Gender Disparities in Labor Force Analysis (2024)
  • Home
  • Research Background
  • Analysis
    • Gender Disparities Overview
    • Data Cleaning & Preprocessing
    • Exploratory Data Analysis
    • Gender Dominance in Job Postings
    • Machine-Learning Models
    • NLP Analysis
    • Skill Gap Analysis
  • Career Strategy
  • About Us

On this page

  • Overview
  • Load the Dataset
  • Text Cleaning Pipeline
  • Word Frequency Extraction
  • Word Cloud
  • TF–IDF: High-Information Terms Across Job Descriptions
  • TF–IDF by Industry (Macro Lens)
  • Technical Terms Directly from Descriptions
  • Interpretation & Insights

NLP Methods

Text Mining and Skill Extraction from Job Descriptions

Overview

Natural Language Processing (NLP) techniques allow us to extract patterns, themes, and linguistic signals embedded in job descriptions.
While structured data captures industry, salary, skills, and location, unstructured job text reveals employers’ expectations, behavioral traits, and role-specific competencies that are not always encoded in Lightcast’s structured fields.

In this section, we:

  • clean and normalize job description text
  • tokenize and filter low-value words
  • compute word frequencies and visualize them
  • apply TF–IDF to identify high-information terms
  • quantify the presence of technical keywords in descriptions

These insights complement earlier EDA and Skill Gap Analysis results by highlighting how employers talk about data and analytics roles in practice.


Load the Dataset

Code
import pandas as pd
import numpy as np
import re
from collections import Counter
import plotly.express as px
from wordcloud import WordCloud
import matplotlib.pyplot as plt
from sklearn.feature_extraction.text import TfidfVectorizer

df = pd.read_csv("data/lightcast_cleaned.csv", low_memory=False)

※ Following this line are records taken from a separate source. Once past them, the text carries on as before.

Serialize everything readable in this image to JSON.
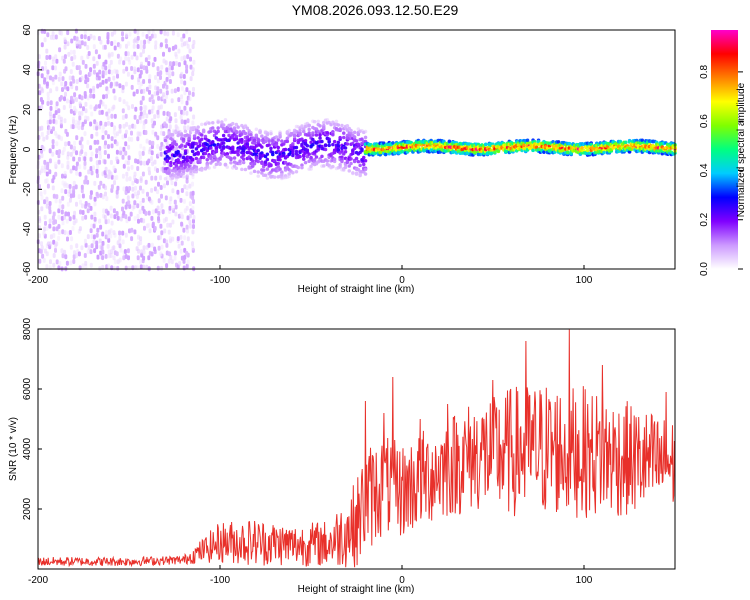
{
  "title": "YM08.2026.093.12.50.E29",
  "colors": {
    "snr_line": "#e8302a",
    "axis": "#000000",
    "background": "#ffffff"
  },
  "chart_data": [
    {
      "type": "heatmap",
      "name": "spectrogram",
      "xlabel": "Height of straight line (km)",
      "ylabel": "Frequency (Hz)",
      "xlim": [
        -200,
        150
      ],
      "ylim": [
        -60,
        60
      ],
      "xticks": [
        -200,
        -100,
        0,
        100
      ],
      "xtick_labels": [
        "-200",
        "-100",
        "0",
        "100"
      ],
      "yticks": [
        -60,
        -40,
        -20,
        0,
        20,
        40,
        60
      ],
      "ytick_labels": [
        "-60",
        "-40",
        "-20",
        "0",
        "20",
        "40",
        "60"
      ],
      "colorbar": {
        "label": "Normalized spectral amplitude",
        "range": [
          0,
          0.97
        ],
        "ticks": [
          0.0,
          0.2,
          0.4,
          0.6,
          0.8
        ],
        "tick_labels": [
          "0.0",
          "0.2",
          "0.4",
          "0.6",
          "0.8"
        ],
        "colormap": [
          "#ffffff",
          "#cc99ff",
          "#8000ff",
          "#0000ff",
          "#00ccff",
          "#00ff80",
          "#80ff00",
          "#ffff00",
          "#ff8000",
          "#ff0000",
          "#ff00cc"
        ]
      },
      "regions": [
        {
          "x_range": [
            -200,
            -115
          ],
          "f_range": [
            -60,
            60
          ],
          "amplitude": [
            0.02,
            0.1
          ],
          "description": "broadband noise"
        },
        {
          "x_range": [
            -130,
            -20
          ],
          "f_center": 0,
          "f_halfwidth": 12,
          "amplitude": [
            0.05,
            0.3
          ]
        },
        {
          "x_range": [
            -20,
            150
          ],
          "f_center": 1,
          "f_halfwidth": 3,
          "amplitude": [
            0.3,
            0.97
          ]
        }
      ]
    },
    {
      "type": "line",
      "name": "snr",
      "xlabel": "Height of straight line (km)",
      "ylabel": "SNR (10 * v/v)",
      "xlim": [
        -200,
        150
      ],
      "ylim": [
        0,
        8000
      ],
      "xticks": [
        -200,
        -100,
        0,
        100
      ],
      "xtick_labels": [
        "-200",
        "-100",
        "0",
        "100"
      ],
      "yticks": [
        2000,
        4000,
        6000,
        8000
      ],
      "ytick_labels": [
        "2000",
        "4000",
        "6000",
        "8000"
      ],
      "envelope": {
        "x": [
          -200,
          -150,
          -120,
          -110,
          -100,
          -80,
          -60,
          -40,
          -25,
          -20,
          -10,
          0,
          20,
          40,
          60,
          80,
          100,
          120,
          140,
          150
        ],
        "mean": [
          250,
          250,
          300,
          600,
          900,
          900,
          800,
          850,
          1500,
          2300,
          2800,
          2600,
          3300,
          3800,
          3900,
          4000,
          3900,
          3700,
          3500,
          3500
        ],
        "spread": [
          150,
          150,
          150,
          400,
          700,
          800,
          700,
          800,
          1500,
          1800,
          1700,
          1600,
          1700,
          1900,
          2200,
          2300,
          2200,
          2000,
          1700,
          1500
        ],
        "peaks": [
          [
            -20,
            5600
          ],
          [
            -10,
            5200
          ],
          [
            -5,
            6400
          ],
          [
            10,
            5000
          ],
          [
            25,
            5500
          ],
          [
            50,
            6300
          ],
          [
            68,
            7600
          ],
          [
            92,
            8000
          ],
          [
            110,
            6800
          ],
          [
            145,
            5900
          ]
        ]
      }
    }
  ]
}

# Keep only the columns we need for NLP
df_text = df[["TITLE_NAME", "BODY", "NAICS_2022_2_NAME", "NAICS_2022_2"]].copy()
# df_text.head()

Text Cleaning Pipeline

We apply a lightweight but robust text cleaning pipeline: 1. Convert all text to lowercase 2. Remove punctuation, digits, and symbols 3. Collapse repeated whitespace 4. Tokenize into individual words 5. Remove very common “filler” words using a custom stopword list 6. Keep only alphabetic tokens with length ≥ 4

This produces a semantically meaningful set of tokens for each job description while avoiding heavy external dependencies.

Code
# Simple tokenizer using regex + Python only (no NLTK)
def simple_tokenize(text: str):
    text = str(text).lower()
    text = re.sub(r"[^a-z\s]", " ", text)   # keep only letters and spaces
    text = re.sub(r"\s+", " ", text).strip()
    tokens = text.split()
    return [w for w in tokens if len(w) > 3]

# Custom stopword list (focused on generic English terms)
custom_stopwords = {
    "this","that","with","from","about","there","their","which","have","were",
    "been","also","into","such","they","them","your","will","would","could",
    "should","other","than","some","more","when","what","where","these","those",
    "just","here","very","much","many","most","over","under","while","after",
    "before","still","next","only","each","every","then","because","within",
    "including","using","across","through"
}

def clean_text(t: str) -> str:
    t = str(t).lower()
    t = re.sub(r"[^a-z\s]", " ", t)
    t = re.sub(r"\s+", " ", t).strip()
    return t

# Clean + tokenize BODY text
df_text["clean_body"] = df_text["BODY"].fillna("").astype(str).apply(clean_text)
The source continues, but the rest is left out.